There were, though, hundreds of thousands of people involved in Apollo in one way or another, given the massive scale of the effort to send humans to the Moon and back. While most of those people worked behind the scenes, their stories are often no less interesting, given the individual challenges they faced as part of the overall program. Eight Years to the Moon by space journalist Nancy Atkinson helps reveal some of those individual tales, adding new dimensions to a familiar story.

When Chaffee return to his office, his boss asked him if he learned anything at the meeting. “I learned that John Young is not going to crap his pants,” he responded.

Atkinson’s eight years referenced in the title spans 1962 through 1969, at pace of one chapter per year. While there are some major figures of Apollo in those chapters, the bulk of the narrative is focused primarily on the rank-and-file engineers, particularly in Houston, working on various aspects of Apollo. Their individual contributions, while modest, were nonetheless essential to the development of the launch vehicles and spacecraft that would take astronauts to the Moon by the end of the decade.
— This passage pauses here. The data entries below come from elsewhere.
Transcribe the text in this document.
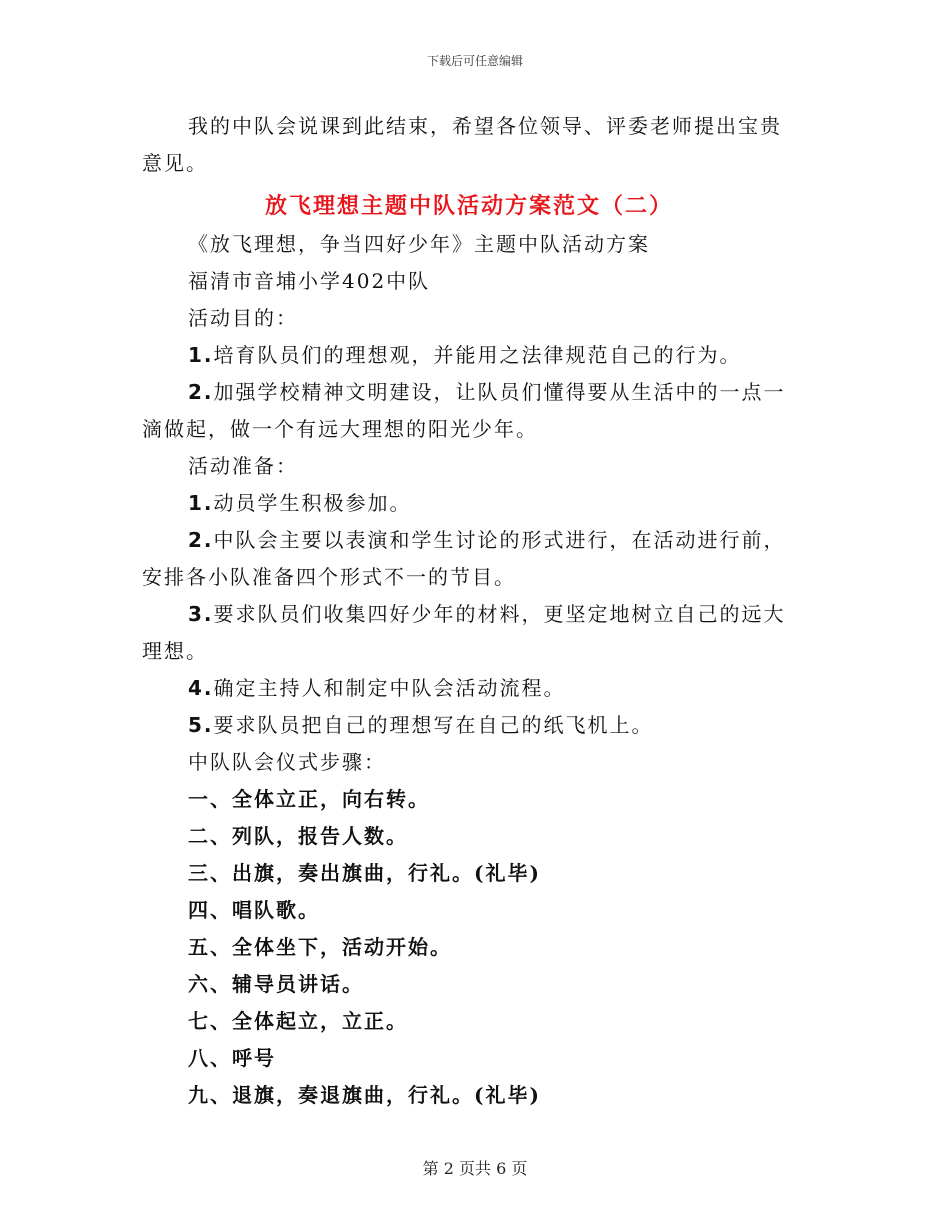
下载后可任意编辑

我的中队会说课到此结束，希望各位领导、评委老师提出宝贵意见。

放飞理想主题中队活动方案范文（二）

《放飞理想，争当四好少年》主题中队活动方案

福清市音埔小学402中队

活动目的：

1.培育队员们的理想观，并能用之法律规范自己的行为。

2.加强学校精神文明建设，让队员们懂得要从生活中的一点一滴做起，做一个有远大理想的阳光少年。

活动准备：

1.动员学生积极参加。

2.中队会主要以表演和学生讨论的形式进行，在活动进行前，安排各小队准备四个形式不一的节目。

3.要求队员们收集四好少年的材料，更坚定地树立自己的远大理想。

4.确定主持人和制定中队会活动流程。

5.要求队员把自己的理想写在自己的纸飞机上。

中队队会仪式步骤：

一、全体立正，向右转。

二、列队，报告人数。

三、出旗，奏出旗曲，行礼。(礼毕)

四、唱队歌。

五、全体坐下，活动开始。

六、辅导员讲话。

七、全体起立，立正。

八、呼号

九、退旗，奏退旗曲，行礼。(礼毕)

第 2 页共 6 页
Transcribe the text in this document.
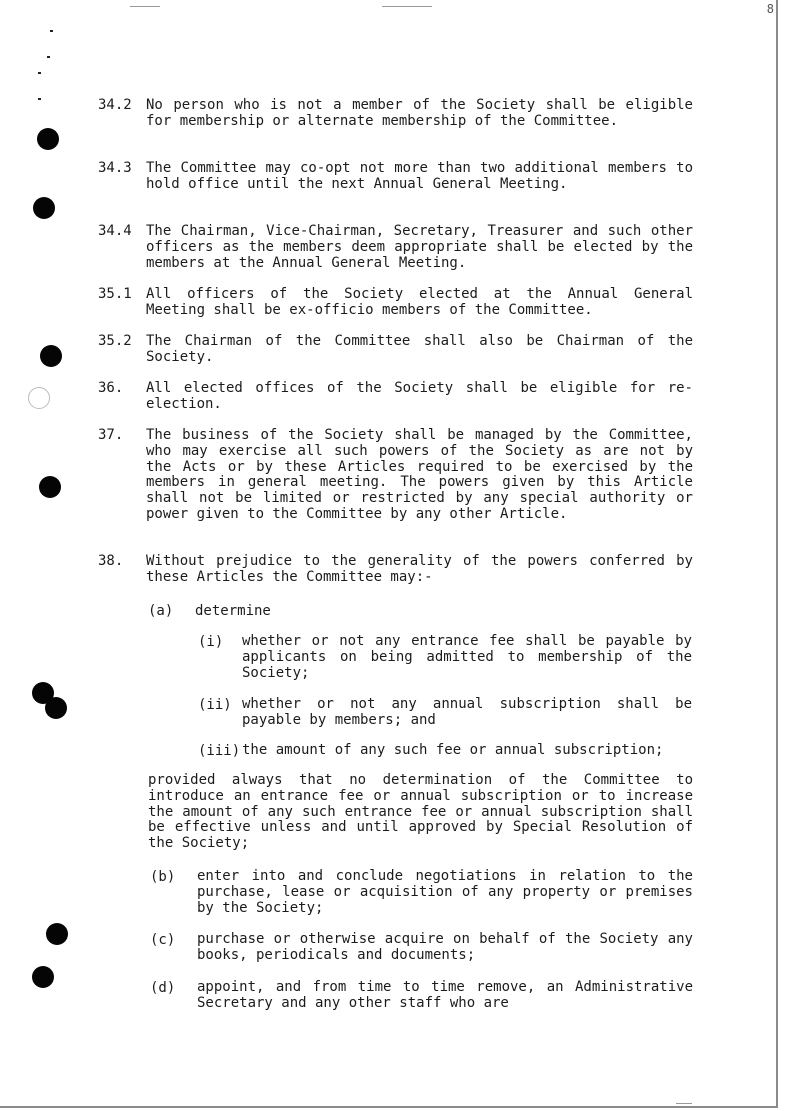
8
34.2 No person who is not a member of the Society shall be eligible for membership or alternate membership of the Committee.
34.3 The Committee may co-opt not more than two additional members to hold office until the next Annual General Meeting.
34.4 The Chairman, Vice-Chairman, Secretary, Treasurer and such other officers as the members deem appropriate shall be elected by the members at the Annual General Meeting.
35.1 All officers of the Society elected at the Annual General Meeting shall be ex-officio members of the Committee.
35.2 The Chairman of the Committee shall also be Chairman of the Society.
36. All elected offices of the Society shall be eligible for re-election.
37. The business of the Society shall be managed by the Committee, who may exercise all such powers of the Society as are not by the Acts or by these Articles required to be exercised by the members in general meeting. The powers given by this Article shall not be limited or restricted by any special authority or power given to the Committee by any other Article.
38. Without prejudice to the generality of the powers conferred by these Articles the Committee may:-
(a) determine
(i) whether or not any entrance fee shall be payable by applicants on being admitted to membership of the Society;
(ii) whether or not any annual subscription shall be payable by members; and
(iii) the amount of any such fee or annual subscription;
provided always that no determination of the Committee to introduce an entrance fee or annual subscription or to increase the amount of any such entrance fee or annual subscription shall be effective unless and until approved by Special Resolution of the Society;
(b) enter into and conclude negotiations in relation to the purchase, lease or acquisition of any property or premises by the Society;
(c) purchase or otherwise acquire on behalf of the Society any books, periodicals and documents;
(d) appoint, and from time to time remove, an Administrative Secretary and any other staff who are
Those efforts are described in various anecdotes, many humorous. Norman Chaffee, a chemical engineer, talked his way into a job in Houston in “Energy Systems,” even though he wasn’t sure exactly what that job entailed. (It turned out to involve propulsion and power systems on spacecraft.) Not long after he started, Chaffee was told to attend a meeting that would cover, among other issues, the reaction control system for Gemini. One of those other issues were the pressure suits for Gemini, where astronaut John Young criticized a proposal to eliminate a zipper in the suit’s crotch that was part of a waste management system and instead have astronauts wear diapers.
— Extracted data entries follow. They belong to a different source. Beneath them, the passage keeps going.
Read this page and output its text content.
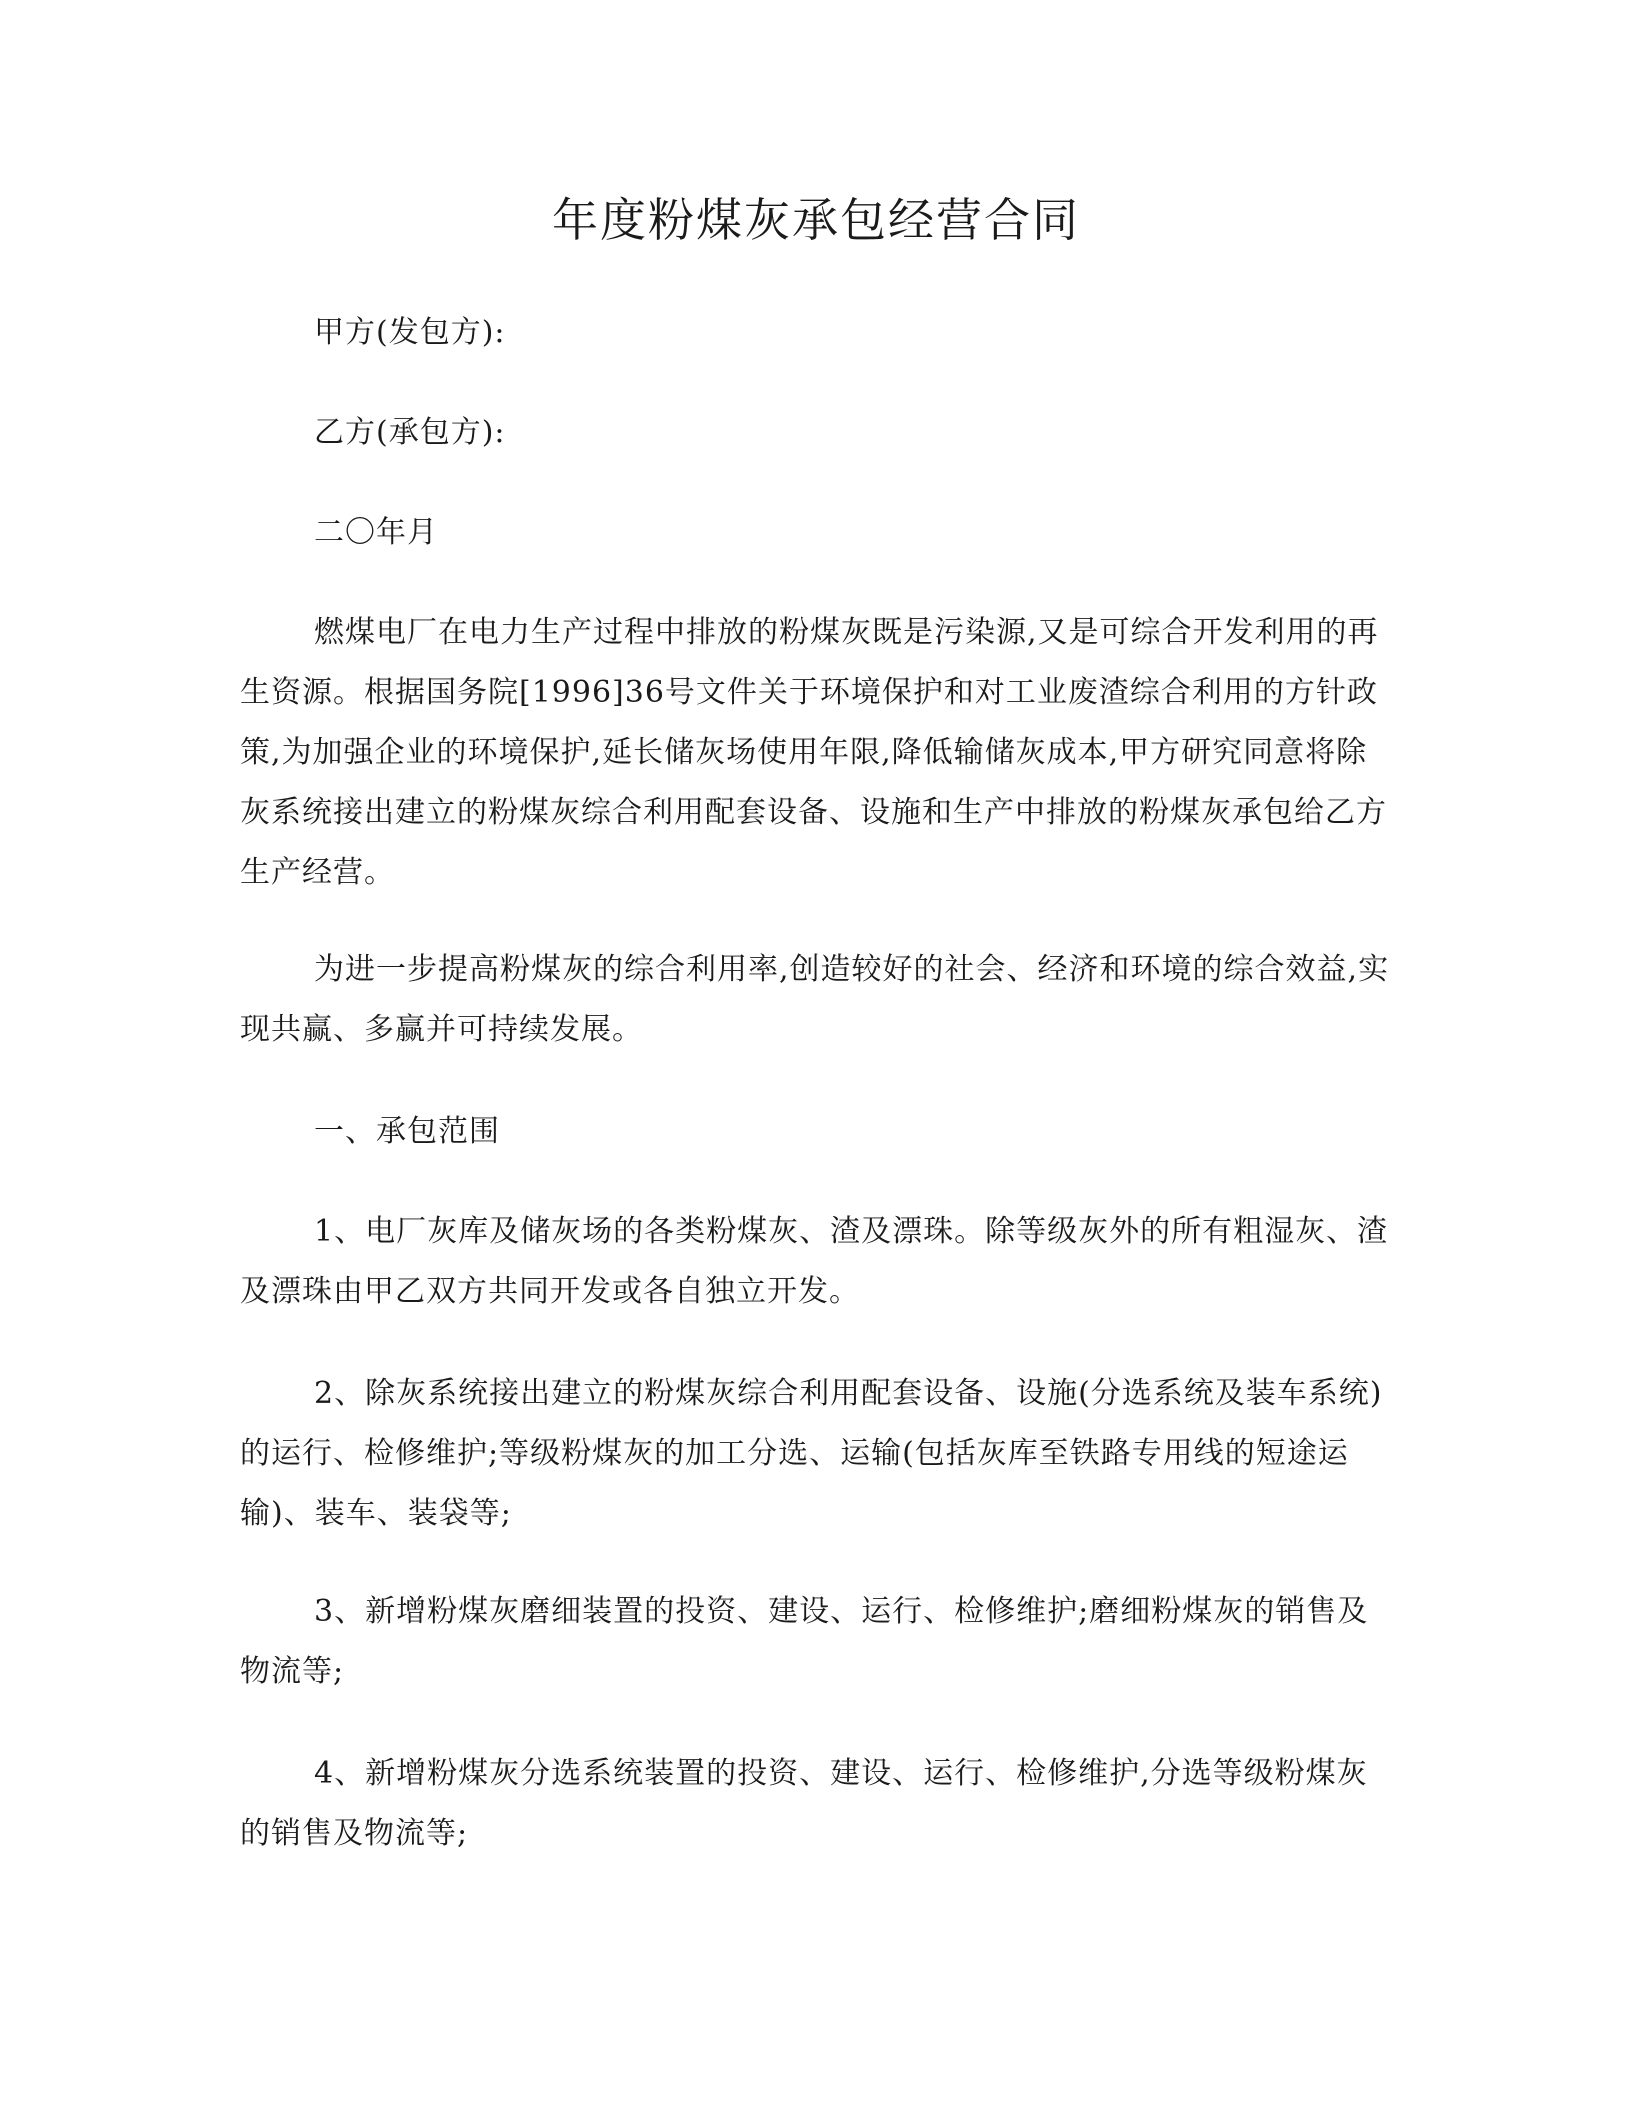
年度粉煤灰承包经营合同

甲方(发包方):

乙方(承包方):

二〇年月

燃煤电厂在电力生产过程中排放的粉煤灰既是污染源,又是可综合开发利用的再生资源。根据国务院[1996]36号文件关于环境保护和对工业废渣综合利用的方针政策,为加强企业的环境保护,延长储灰场使用年限,降低输储灰成本,甲方研究同意将除灰系统接出建立的粉煤灰综合利用配套设备、设施和生产中排放的粉煤灰承包给乙方生产经营。

为进一步提高粉煤灰的综合利用率,创造较好的社会、经济和环境的综合效益,实现共赢、多赢并可持续发展。

一、承包范围

1、电厂灰库及储灰场的各类粉煤灰、渣及漂珠。除等级灰外的所有粗湿灰、渣及漂珠由甲乙双方共同开发或各自独立开发。

2、除灰系统接出建立的粉煤灰综合利用配套设备、设施(分选系统及装车系统)的运行、检修维护;等级粉煤灰的加工分选、运输(包括灰库至铁路专用线的短途运输)、装车、装袋等;

3、新增粉煤灰磨细装置的投资、建设、运行、检修维护;磨细粉煤灰的销售及物流等;

4、新增粉煤灰分选系统装置的投资、建设、运行、检修维护,分选等级粉煤灰的销售及物流等;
When Chaffee return to his office, his boss asked him if he learned anything at the meeting. “I learned that John Young is not going to crap his pants,” he responded.

There are serious tales to go along with the funny ones, too, and somber ones, too, particularly surrounding the Apollo 1 accident. Overall, they give a sense of the work it took for Apollo to be a success: people working long hours on various systems, from propulsion to communications to even the facility needed to receive the lunar samples the Apollo astronauts would return (and, on the initial mission, quarantine the astronauts.)

There’s not much in Eight Years to the Moon that changes the overall narrative of the Apollo program (Atkinson does note a little-known issue during reentry of Apollo 11, and apparently also Apollos 8 and 10, where the service module passed close to the command module during reentry after the two separated.) What it does, though, is remind readers that Apollo was more than just a few astronauts, politicians, and engineers usually discussed in the history of the program. An army of people worked out of the spotlight on elements that were small but essential to the success of the program, each with their own tales of trials and triumphs.